De grandes banderoles ont été accrochées aux murs du royaume. Le symbole de notre nation - une rose courbée couleur sang - y est représentée. Les banderoles flottent au vent, fières et dignes.

J'enroule mes bras autour des épaules de mon petit frère et resserre mon étreinte. Il lève la tête vers moi, ses yeux noisette parcourant mon visage avec interrogation. Il n'a pas l'habitude de tout ce bruit, de toute cette agitation.

Les gens se pressent autour de nous. On doit au moins être trois cents, réunis en tas devant l'immense bâtisse du royaume.
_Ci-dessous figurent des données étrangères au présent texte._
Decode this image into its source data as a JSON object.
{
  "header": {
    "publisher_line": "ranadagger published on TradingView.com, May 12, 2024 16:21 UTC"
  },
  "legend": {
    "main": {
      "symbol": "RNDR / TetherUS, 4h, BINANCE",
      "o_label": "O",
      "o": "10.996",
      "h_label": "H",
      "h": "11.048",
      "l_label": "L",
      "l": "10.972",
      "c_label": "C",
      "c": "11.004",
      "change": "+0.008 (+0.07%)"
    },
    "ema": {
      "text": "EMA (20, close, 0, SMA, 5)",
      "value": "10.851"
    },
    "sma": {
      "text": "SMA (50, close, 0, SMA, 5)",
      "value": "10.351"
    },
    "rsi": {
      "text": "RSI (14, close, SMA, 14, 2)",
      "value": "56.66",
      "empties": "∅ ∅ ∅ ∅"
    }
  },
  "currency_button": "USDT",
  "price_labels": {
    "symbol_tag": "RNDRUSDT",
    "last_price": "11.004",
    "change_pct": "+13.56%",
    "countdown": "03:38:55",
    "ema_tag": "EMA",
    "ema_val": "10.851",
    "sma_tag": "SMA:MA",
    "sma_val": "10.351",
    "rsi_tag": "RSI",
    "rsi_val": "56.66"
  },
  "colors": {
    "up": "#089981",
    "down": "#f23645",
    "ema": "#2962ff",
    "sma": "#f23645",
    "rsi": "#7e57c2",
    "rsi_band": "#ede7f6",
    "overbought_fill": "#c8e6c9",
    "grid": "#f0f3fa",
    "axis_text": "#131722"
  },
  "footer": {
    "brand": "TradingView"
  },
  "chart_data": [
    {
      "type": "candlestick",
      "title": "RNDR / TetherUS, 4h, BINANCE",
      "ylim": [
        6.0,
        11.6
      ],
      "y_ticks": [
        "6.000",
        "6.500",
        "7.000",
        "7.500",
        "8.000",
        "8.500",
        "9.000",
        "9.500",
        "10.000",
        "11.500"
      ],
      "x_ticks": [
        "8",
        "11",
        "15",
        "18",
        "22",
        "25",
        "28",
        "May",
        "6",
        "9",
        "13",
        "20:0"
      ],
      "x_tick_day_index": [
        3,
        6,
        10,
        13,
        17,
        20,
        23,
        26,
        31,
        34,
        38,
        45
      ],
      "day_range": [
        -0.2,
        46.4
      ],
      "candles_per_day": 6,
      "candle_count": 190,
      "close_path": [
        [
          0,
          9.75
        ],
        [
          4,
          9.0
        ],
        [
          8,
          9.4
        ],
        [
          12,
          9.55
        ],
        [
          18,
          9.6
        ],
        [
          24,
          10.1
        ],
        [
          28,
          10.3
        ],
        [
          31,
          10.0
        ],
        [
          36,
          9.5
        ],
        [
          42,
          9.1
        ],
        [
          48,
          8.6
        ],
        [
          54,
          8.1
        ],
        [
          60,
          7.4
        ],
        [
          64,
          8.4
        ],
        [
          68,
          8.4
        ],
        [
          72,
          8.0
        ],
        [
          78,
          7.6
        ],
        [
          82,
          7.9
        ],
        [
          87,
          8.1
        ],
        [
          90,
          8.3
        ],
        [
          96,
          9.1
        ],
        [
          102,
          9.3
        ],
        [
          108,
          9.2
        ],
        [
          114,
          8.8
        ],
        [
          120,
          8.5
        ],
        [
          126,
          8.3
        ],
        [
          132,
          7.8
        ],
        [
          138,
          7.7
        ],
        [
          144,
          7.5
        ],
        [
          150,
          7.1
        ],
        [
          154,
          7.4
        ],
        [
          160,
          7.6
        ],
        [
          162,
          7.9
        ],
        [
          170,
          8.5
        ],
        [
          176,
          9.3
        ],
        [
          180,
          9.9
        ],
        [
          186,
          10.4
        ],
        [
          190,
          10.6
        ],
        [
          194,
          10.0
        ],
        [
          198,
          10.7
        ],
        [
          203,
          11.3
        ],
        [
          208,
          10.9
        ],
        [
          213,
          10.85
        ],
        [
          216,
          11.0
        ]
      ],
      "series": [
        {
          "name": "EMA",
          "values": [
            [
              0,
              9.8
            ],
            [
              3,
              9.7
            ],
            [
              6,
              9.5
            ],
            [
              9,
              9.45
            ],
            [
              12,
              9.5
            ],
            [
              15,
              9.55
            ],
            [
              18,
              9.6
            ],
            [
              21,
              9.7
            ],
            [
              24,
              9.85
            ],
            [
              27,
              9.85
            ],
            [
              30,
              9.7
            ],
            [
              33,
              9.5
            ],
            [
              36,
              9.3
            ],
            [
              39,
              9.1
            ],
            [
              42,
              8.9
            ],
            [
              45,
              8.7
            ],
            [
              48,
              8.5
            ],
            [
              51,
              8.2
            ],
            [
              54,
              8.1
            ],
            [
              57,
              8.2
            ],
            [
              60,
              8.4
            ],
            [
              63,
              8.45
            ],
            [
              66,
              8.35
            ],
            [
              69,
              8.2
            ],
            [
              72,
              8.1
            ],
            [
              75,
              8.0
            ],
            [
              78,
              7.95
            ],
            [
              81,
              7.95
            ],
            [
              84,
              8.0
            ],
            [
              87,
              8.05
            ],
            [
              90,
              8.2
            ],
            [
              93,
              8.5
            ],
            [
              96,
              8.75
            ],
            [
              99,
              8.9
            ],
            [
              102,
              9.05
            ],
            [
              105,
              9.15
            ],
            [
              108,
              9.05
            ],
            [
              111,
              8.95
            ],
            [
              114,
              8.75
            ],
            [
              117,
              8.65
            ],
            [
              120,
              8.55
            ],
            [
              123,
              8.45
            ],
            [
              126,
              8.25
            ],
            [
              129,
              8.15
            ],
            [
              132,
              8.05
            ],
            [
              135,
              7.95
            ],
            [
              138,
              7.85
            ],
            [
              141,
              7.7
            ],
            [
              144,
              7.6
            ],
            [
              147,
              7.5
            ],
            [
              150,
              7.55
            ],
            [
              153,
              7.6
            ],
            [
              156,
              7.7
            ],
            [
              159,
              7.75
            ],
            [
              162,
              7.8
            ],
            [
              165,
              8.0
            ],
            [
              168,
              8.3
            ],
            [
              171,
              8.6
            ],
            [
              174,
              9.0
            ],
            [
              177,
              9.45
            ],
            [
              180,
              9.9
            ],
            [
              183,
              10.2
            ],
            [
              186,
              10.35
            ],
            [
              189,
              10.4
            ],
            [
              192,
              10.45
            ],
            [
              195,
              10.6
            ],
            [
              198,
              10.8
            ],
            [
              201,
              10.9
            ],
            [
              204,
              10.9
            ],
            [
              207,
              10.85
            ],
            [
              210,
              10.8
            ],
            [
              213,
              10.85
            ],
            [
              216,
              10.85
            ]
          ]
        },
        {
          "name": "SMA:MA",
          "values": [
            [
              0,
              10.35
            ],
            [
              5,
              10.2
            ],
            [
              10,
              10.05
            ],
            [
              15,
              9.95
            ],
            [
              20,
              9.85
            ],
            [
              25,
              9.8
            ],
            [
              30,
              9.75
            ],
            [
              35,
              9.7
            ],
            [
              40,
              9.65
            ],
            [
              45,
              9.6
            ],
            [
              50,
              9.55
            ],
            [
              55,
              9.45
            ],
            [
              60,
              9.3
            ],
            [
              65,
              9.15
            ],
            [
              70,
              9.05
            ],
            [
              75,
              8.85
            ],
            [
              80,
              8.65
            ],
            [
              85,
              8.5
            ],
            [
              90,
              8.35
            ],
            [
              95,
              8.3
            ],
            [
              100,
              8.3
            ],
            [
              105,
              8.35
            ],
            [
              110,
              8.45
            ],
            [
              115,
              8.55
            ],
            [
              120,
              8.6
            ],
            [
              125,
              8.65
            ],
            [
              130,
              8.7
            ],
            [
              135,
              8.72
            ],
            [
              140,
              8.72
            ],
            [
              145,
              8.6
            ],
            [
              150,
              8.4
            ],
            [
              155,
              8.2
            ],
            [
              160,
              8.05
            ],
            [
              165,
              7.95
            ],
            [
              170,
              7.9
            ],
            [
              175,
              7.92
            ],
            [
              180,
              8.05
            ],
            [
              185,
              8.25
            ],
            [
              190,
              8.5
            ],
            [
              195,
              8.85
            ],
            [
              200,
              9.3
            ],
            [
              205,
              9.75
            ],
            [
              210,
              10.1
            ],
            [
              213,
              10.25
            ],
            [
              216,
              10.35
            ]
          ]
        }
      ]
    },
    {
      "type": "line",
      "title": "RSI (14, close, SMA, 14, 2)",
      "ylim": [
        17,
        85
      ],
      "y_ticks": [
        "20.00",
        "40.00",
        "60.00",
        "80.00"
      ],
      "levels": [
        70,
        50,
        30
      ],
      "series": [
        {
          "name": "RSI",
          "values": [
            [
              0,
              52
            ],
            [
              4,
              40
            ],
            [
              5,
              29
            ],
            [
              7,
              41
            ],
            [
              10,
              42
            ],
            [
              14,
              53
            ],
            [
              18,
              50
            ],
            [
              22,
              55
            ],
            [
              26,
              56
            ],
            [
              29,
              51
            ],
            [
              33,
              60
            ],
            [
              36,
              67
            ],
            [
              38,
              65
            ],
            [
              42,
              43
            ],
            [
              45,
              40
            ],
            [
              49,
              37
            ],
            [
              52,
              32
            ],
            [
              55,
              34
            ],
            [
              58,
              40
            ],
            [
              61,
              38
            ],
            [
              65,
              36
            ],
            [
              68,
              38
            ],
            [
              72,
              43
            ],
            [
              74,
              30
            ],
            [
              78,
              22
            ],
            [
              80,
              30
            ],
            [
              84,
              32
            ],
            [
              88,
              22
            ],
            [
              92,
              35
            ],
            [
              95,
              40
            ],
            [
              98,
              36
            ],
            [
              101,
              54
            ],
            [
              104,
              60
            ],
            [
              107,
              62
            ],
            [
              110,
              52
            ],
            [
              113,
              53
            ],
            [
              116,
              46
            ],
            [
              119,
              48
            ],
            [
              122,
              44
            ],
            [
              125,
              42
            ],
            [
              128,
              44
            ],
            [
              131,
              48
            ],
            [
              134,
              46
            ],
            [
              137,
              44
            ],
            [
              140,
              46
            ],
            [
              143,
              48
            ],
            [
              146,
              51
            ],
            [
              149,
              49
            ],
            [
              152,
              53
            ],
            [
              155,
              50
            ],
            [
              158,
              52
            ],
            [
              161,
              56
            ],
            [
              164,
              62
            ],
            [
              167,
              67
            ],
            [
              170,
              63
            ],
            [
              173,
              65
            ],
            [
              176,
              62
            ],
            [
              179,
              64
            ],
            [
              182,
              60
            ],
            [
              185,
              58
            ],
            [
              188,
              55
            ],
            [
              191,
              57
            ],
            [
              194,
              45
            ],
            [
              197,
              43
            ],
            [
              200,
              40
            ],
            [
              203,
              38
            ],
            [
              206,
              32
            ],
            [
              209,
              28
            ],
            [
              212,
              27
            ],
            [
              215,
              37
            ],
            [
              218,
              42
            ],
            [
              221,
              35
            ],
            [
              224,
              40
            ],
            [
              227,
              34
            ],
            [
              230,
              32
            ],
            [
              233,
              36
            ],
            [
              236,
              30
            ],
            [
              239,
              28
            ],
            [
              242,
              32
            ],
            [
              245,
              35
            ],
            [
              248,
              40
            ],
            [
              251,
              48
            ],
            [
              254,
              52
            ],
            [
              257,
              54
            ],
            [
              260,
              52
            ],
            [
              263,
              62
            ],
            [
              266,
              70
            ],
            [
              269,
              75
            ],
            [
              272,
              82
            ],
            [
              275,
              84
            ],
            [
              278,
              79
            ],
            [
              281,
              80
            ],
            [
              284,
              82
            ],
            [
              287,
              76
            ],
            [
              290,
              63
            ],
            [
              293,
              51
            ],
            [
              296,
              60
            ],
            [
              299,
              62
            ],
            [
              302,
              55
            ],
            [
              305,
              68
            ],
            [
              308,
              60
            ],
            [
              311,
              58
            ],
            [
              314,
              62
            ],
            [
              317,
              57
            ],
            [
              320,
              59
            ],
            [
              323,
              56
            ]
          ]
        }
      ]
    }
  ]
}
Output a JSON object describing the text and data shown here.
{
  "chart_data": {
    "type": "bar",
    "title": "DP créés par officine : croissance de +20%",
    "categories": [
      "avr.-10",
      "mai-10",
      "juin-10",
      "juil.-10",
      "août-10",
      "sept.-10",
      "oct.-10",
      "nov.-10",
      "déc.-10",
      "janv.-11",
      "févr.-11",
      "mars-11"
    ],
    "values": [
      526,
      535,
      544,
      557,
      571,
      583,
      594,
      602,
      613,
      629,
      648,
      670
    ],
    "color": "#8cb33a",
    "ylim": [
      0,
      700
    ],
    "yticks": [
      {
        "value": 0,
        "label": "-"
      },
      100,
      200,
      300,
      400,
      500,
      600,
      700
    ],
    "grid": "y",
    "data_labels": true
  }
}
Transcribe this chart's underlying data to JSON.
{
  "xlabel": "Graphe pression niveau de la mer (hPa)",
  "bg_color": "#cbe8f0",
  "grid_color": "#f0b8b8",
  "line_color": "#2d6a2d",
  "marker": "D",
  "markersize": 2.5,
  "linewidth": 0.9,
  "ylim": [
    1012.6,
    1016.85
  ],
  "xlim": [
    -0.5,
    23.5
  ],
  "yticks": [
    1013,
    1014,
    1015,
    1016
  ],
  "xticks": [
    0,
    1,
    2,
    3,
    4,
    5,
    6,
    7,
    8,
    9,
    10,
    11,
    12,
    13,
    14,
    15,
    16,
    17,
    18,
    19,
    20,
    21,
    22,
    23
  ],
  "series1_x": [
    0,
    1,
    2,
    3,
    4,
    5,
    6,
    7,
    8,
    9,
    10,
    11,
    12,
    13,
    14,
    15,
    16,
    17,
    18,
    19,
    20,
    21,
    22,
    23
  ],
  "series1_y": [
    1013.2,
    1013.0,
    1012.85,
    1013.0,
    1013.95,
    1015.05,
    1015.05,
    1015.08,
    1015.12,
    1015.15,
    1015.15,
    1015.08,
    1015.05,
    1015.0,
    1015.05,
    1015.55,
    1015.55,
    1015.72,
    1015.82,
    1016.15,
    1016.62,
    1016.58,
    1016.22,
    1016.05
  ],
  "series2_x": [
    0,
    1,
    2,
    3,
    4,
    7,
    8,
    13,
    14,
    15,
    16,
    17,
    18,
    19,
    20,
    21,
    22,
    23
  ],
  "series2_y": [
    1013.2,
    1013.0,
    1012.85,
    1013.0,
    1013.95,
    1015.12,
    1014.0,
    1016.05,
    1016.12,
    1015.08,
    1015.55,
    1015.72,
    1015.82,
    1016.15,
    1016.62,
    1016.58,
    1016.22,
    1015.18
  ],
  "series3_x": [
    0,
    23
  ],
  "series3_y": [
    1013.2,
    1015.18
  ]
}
Je tourne la tête et rencontre le regard de maman. Une mèche de ses cheveux coupés courts lui fouettent les yeux à cause du vent. Elle les repousse d'une main et attrape la mienne de l'autre. Je lui souris à mon tour, le cœur battant la chamade. Comparée à moi, ma génitrice paraît calme et parfaitement confiante.

Je ne serai pas choisie.

« - Ça va, ma puce ? » me demande-t-elle avec douceur.

Je hoche la tête, la gorge tellement nouée que je suis incapable de prononcer un mot.

Je ne serai pas choisie.

Une petite main m'agrippe le bras et le secoue. Je baisse la tête vers Ian et lui adresse un sourire qui se veut rassurant.

Tu as 10% de chance d'être sélectionnée. Ce n'est pas beaucoup.

J'ai beau me répéter ces affirmations comme un mantra, je ne peux contrôler ma respiration qui s'accélère et les tremblements qui s'emparent de mes mains.

Aujourd'hui, je risque d'être choisie. Aujourd'hui, j'ai dix-huit ans. Depuis tout ce temps, j'ai échappé au Jour Nouveau. Mais aujourd'hui, j'ai dix-huit ans. Et je ne suis plus protégée par mon âge, qui constituait ma seule barrière entre le monde de l'enfance et le monde des adultes.

Le Jour Nouveau représente le passage de l'enfance à l'âge adulte. Et je suis en plein dedans.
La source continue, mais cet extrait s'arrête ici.